Esta violencia social toma el rostro del autoritarismo que recorre todo el tejido social salvadoreño. No es la primera vez que aludo a este autoritarismo. Se trata de un autoritarismo que hemos heredado desde la Colonia, pero que hemos ido cultivando en nuestra historia con todos los regímenes dictatoriales que se han multiplicado en el país. Estos regímenes han sido violentos, extremadamente violentos. La sociedad misma ante la sistemática violación de sus derechos civiles, libertad de expresión, libertad a secas, pues hubo encarcelamientos arbitrarios, expulsiones del país, torturas, asesinatos, masacres, la sociedad ante todo esto tuvo que recurrir también a la violencia. Se trataba de un derecho, pero era también un recurso extremo, pues la guerra insurreccional trajo indudablemente nuevos niveles de violencia. La guerra de tierra quemada que adoptaron los sucesivos gobiernos bajo el amparo y guía del imperialismo estadounidense dejó como saldo millares de muertos y muchos lisiados. La guerra dejó una ancha herida abierta. Esta herida no se sana con espectáculos presidenciales. La impunidad con que gozan los criminales de guerra es el criadero de la impunidad que gozan y reclaman los criminales de hoy.

La post guerra

La post guerra ha sido una larga mascarada que legalizó el crimen pasado y fue tolerando los crímenes que se cometían en los barrios. Pero ahora agobiados por tanto derramamiento de sangre, por los altos niveles de salvajismo en la ejecución de los asesinatos, la frialdad, la indiferencia de los delincuentes sentimos todos que esto ha llegado a límites intolerables. Pero, ¡cuidado! También podemos acostumbrarnos al horror criminal.

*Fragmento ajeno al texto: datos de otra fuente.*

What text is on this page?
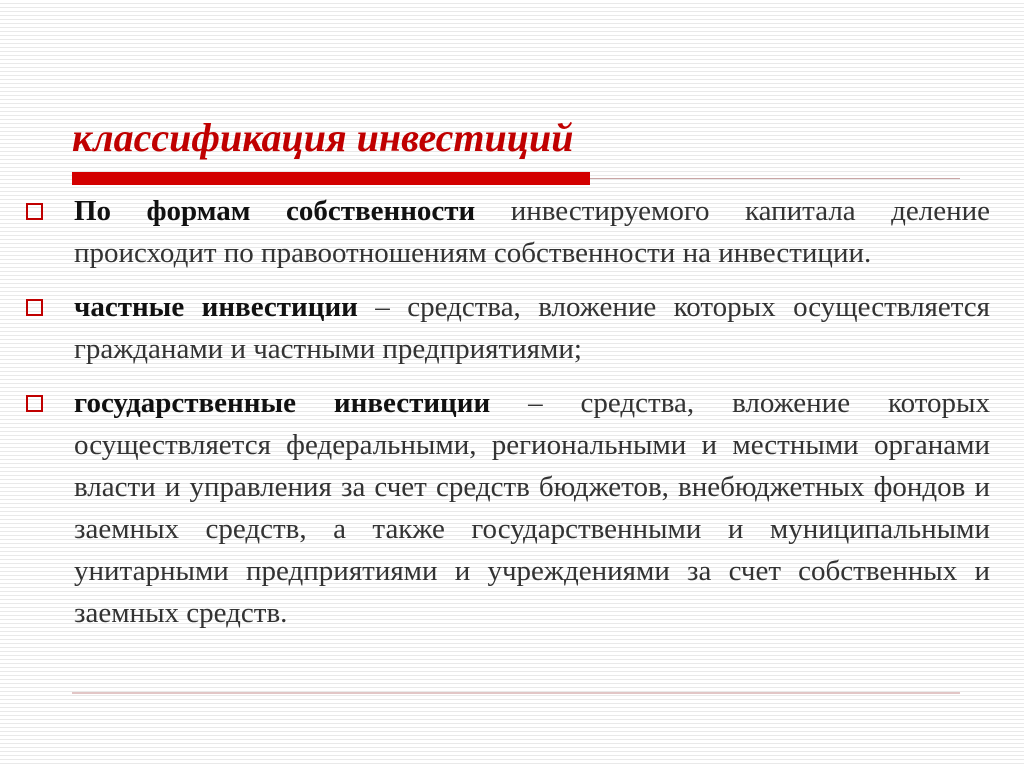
классификация инвестиций
По формам собственности инвестируемого капитала деление происходит по правоотношениям собственности на инвестиции.
частные инвестиции – средства, вложение которых осуществляется гражданами и частными предприятиями;
государственные инвестиции – средства, вложение которых осуществляется федеральными, региональными и местными органами власти и управления за счет средств бюджетов, внебюджетных фондов и заемных средств, а также государственными и муниципальными унитарными предприятиями и учреждениями за счет собственных и заемных средств.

Nos hemos acostumbrado a la violencia institucional de la pobreza y en muchos casos de la miseria. Esta pobreza es criminal. ¿Cuántos niños han muerto por desnutrición en nuestro país? ¿Cuántos por enfermedades crónicas y curables? Hablo de los niños, pero esto se puede extender a las madres, que mueren en partos difíciles por falta de asistencia médica y por desnutrición. Esta pobreza no es una plaga o un fenómeno atmosférico. Esta pobreza es una consecuencia del sistema económico que padecemos. En el que sólo ha contado el interés del capital en detrimento de los hombres y mujeres de nuestro país. ¿Durante cuántas décadas las largas jornadas laborales eran sementeras de muertes prematuras? Los salarios de miseria producían una permanente hambruna. Este panorama no cambia, no ha cambiado. Los gobiernos con toda su fuerza bruta represiva, con toda su violencia, siempre han defendido y servido los intereses de las clases dominantes, de las clases que se han aliado siempre a los capitales extranjeros, sobre todo de los Estados Unidos. Estas clases dominantes, la oligarquía y la burguesía siempre han amenazado con dejar al país sin medios, si el gobierno se atreve a tomar medidas en contra de sus intereses, han amenazado abierta o asolapadamente de implementar un golpe de Estado.

Los intereses de la oligarquía requieren obligatoriamente bajos salarios. Ahora sus grandes pensadores tratan de imponer la desaparición del salario mínimo, de alargar las horas laborales. El pacto fiscal que proponen es la reducción de los gastos del Estado.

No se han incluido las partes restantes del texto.